Kevchino - Invisible Deck Review - 03/19/06

Rogers Sisters
The Invisible Deck
Too Pure | 2006 | Album

9 OUT OF 10

While the past few years in the music scene have been devoted to guys wearing black eye-liner, 2006 is shaping up to be the year of the lady rocker. Cat Power and Jenny Lewis and the Watson Twins started the year off with solid albums and The Rogers Sisters look to be the next link the chain. Will they tow the line or break the chain? Hell, they won’t even let the links touch the ground!! Band members/sisters, Jennifer Rogers (vocals/guitar) and Laura Rogers (drums/backing vocals) along with Miyuki Furtado (vocals/bass), who is not a girl, but a hard-rocking guy, have managed to created the masterpiece that everyone was waiting for.

They may have been Brooklyn’s best-kept secret for awhile, but sorry Williamsburg! These cats are way out of the bag now and the rest of the world is going to want a piece of them. Their full-length debut Purely Evil (2003) got some attention, but The Invisible Deck is the sort of album that should put them over the top. The Rogers Sisters have always been solid rockers with explosive personalities that were guaranteed to get a party started in a matter of seconds, but what makes this album really special is that their songwriting skills are now on par with playing.

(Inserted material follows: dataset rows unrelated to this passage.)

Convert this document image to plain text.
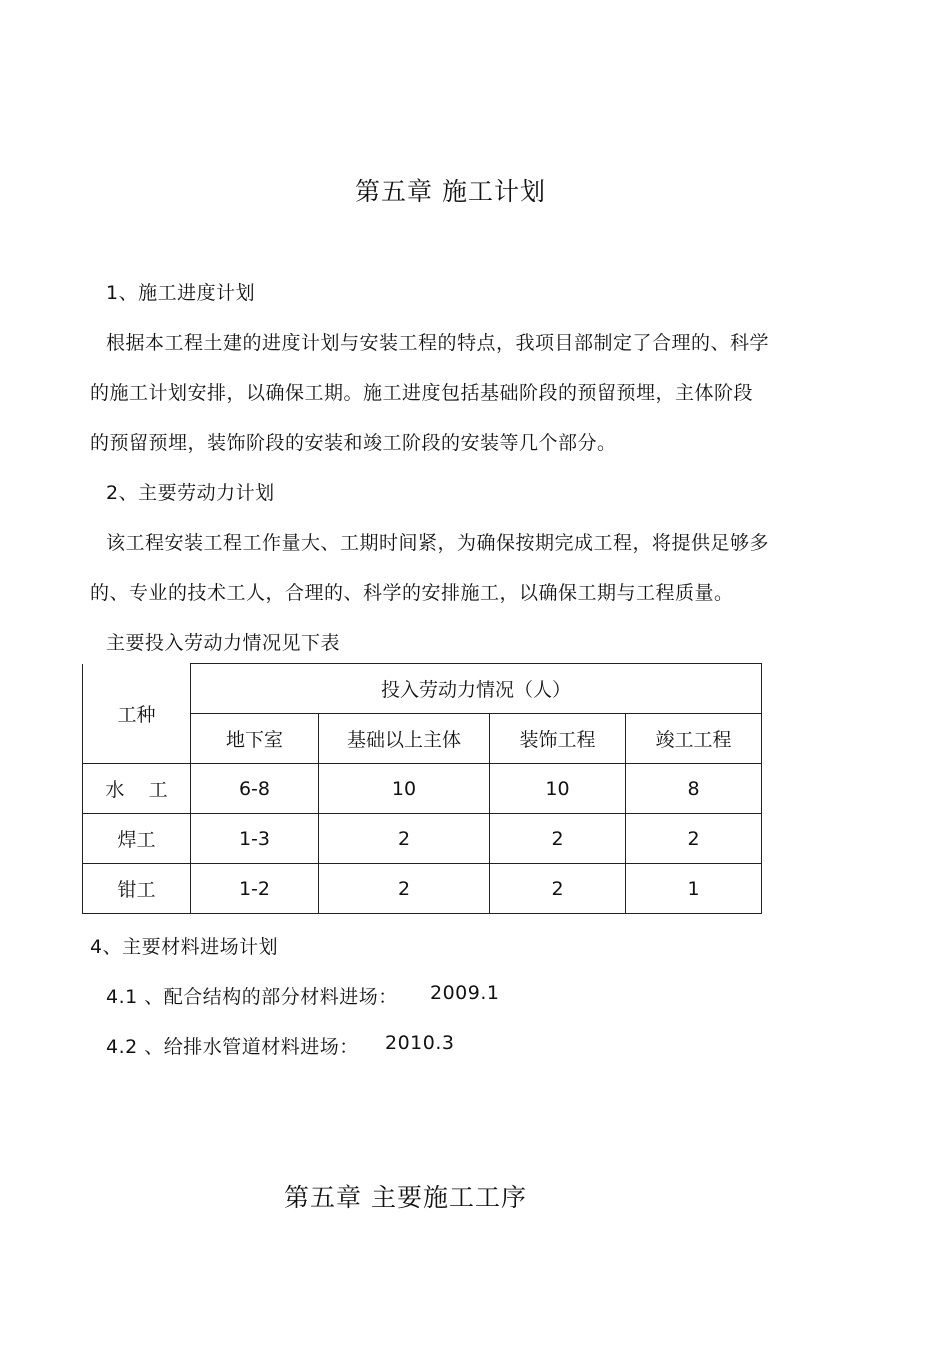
第五章 施工计划
1、施工进度计划
根据本工程土建的进度计划与安装工程的特点，我项目部制定了合理的、科学
的施工计划安排，以确保工期。施工进度包括基础阶段的预留预埋，主体阶段
的预留预埋，装饰阶段的安装和竣工阶段的安装等几个部分。
2、主要劳动力计划
该工程安装工程工作量大、工期时间紧，为确保按期完成工程，将提供足够多
的、专业的技术工人，合理的、科学的安排施工，以确保工期与工程质量。
主要投入劳动力情况见下表
工种	投入劳动力情况（人）			
	地下室	基础以上主体	装饰工程	竣工工程
水    工	6-8	10	10	8
焊工	1-3	2	2	2
钳工	1-2	2	2	1
4、主要材料进场计划
4.1 、配合结构的部分材料进场： 2009.1
4.2 、给排水管道材料进场： 2010.3
第五章 主要施工工序
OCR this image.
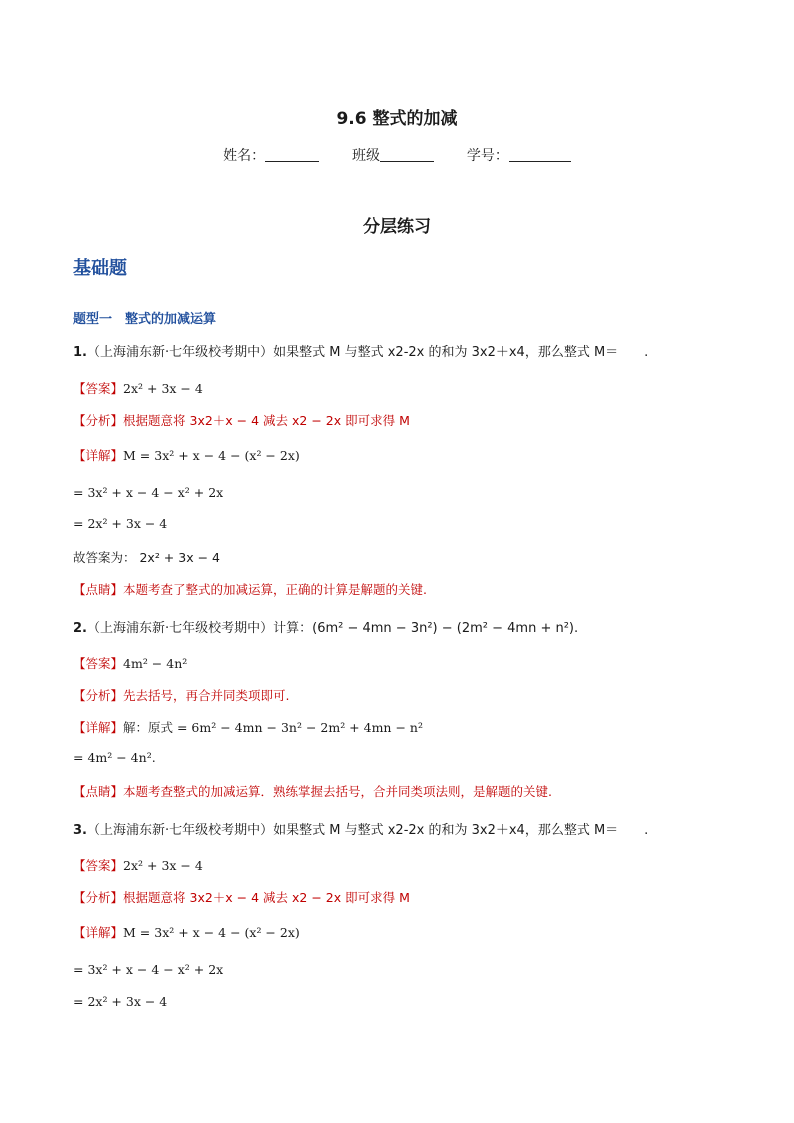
9.6 整式的加减
姓名：	班级	学号：
分层练习
基础题
题型一　整式的加减运算
1.（上海浦东新·七年级校考期中）如果整式 M 与整式 x2-2x 的和为 3x2＋x4，那么整式 M＝　　.
【答案】2x² + 3x − 4
【分析】根据题意将 3x2＋x − 4 减去 x2 − 2x 即可求得 M
【详解】M = 3x² + x − 4 − (x² − 2x)
= 3x² + x − 4 − x² + 2x
= 2x² + 3x − 4
故答案为： 2x² + 3x − 4
【点睛】本题考查了整式的加减运算，正确的计算是解题的关键.
2.（上海浦东新·七年级校考期中）计算：(6m² − 4mn − 3n²) − (2m² − 4mn + n²).
【答案】4m² − 4n²
【分析】先去括号，再合并同类项即可.
【详解】解：原式 = 6m² − 4mn − 3n² − 2m² + 4mn − n²
= 4m² − 4n².
【点睛】本题考查整式的加减运算．熟练掌握去括号，合并同类项法则，是解题的关键.
3.（上海浦东新·七年级校考期中）如果整式 M 与整式 x2-2x 的和为 3x2＋x4，那么整式 M＝　　.
【答案】2x² + 3x − 4
【分析】根据题意将 3x2＋x − 4 减去 x2 − 2x 即可求得 M
【详解】M = 3x² + x − 4 − (x² − 2x)
= 3x² + x − 4 − x² + 2x
= 2x² + 3x − 4
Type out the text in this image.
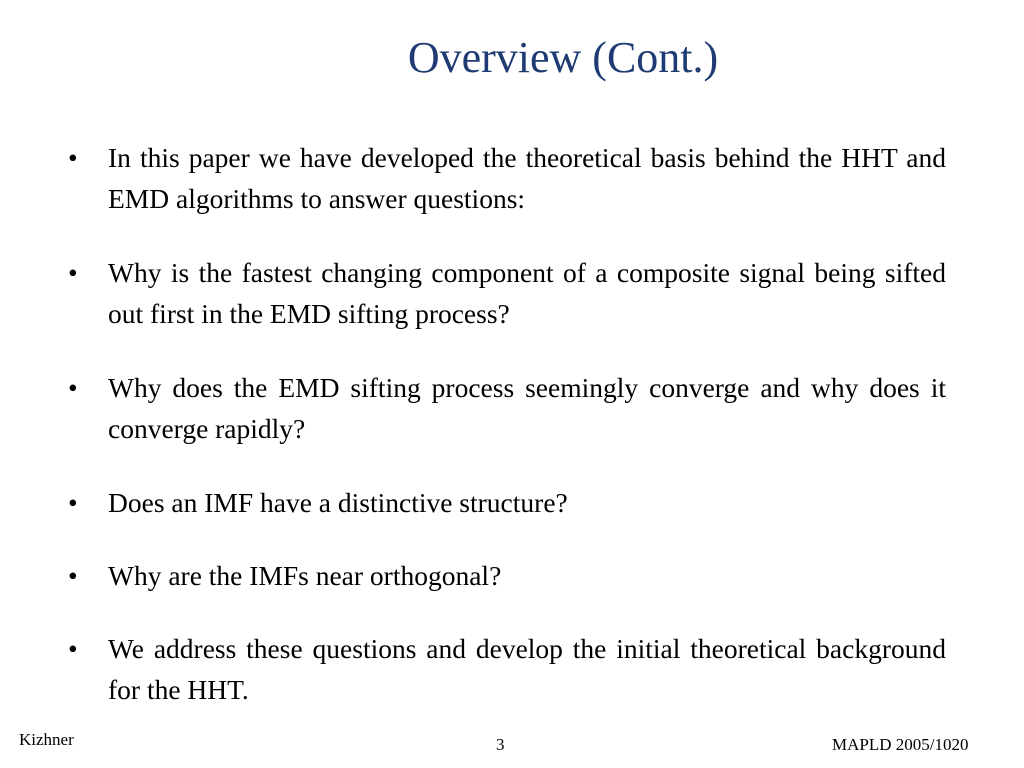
Overview (Cont.)
•	In this paper we have developed the theoretical basis behind the HHT and EMD algorithms to answer questions:
•	Why is the fastest changing component of a composite signal being sifted out first in the EMD sifting process?
•	Why does the EMD sifting process seemingly converge and why does it converge rapidly?
•	Does an IMF have a distinctive structure?
•	Why are the IMFs near orthogonal?
•	We address these questions and develop the initial theoretical background for the HHT.
Kizhner	3	MAPLD 2005/1020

Take for instance, “The Light” with its Talking Heads sound and idiosyncratic manner. It finds the band inhabiting a space slightly left of center – a place where they are right at home. “Money Matters” finds the band examining the dangers of excess. But do they preach about it in a droning way? Nah!! Instead, they tell it from a running rampant point-of-view – “It’s hard to tell the parents apart from the children/Cash, credit, debit or Texas Hold ‘Em/This time who’s the victim?/ I don’t care/It’s not enough/I want more!”

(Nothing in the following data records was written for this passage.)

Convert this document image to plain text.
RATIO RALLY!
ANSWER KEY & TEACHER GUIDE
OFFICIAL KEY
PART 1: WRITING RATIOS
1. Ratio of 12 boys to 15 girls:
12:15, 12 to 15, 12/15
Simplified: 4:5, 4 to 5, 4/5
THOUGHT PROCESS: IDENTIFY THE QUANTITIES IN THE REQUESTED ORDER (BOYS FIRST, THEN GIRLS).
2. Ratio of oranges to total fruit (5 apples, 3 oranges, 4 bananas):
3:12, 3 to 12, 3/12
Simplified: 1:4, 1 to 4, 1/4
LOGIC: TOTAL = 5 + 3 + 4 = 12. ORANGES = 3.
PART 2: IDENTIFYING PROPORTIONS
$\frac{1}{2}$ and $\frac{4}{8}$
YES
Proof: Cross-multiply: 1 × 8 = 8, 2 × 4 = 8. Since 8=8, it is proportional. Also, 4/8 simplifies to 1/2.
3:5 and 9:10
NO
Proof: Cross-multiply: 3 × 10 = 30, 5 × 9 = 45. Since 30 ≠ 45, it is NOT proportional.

While the band never departs from ferocious driving rock and roll for too long, they do take a few left turns here and there. “Your Littlest World” plays like a slow burning summer night. It’s also a great vehicle for Jennifer Rogers’ angelic vocals. She sounds exactly like you’d think the girl next store type would if she were to break into song. Wisely though, the band uses her sweetness to lure their listeners down paths that can be surprisingly dark at times.

The Rogers Sisters have not only escaped any kind of sophomore slump with The Invisible Deck, they’ve leap frogged right over it.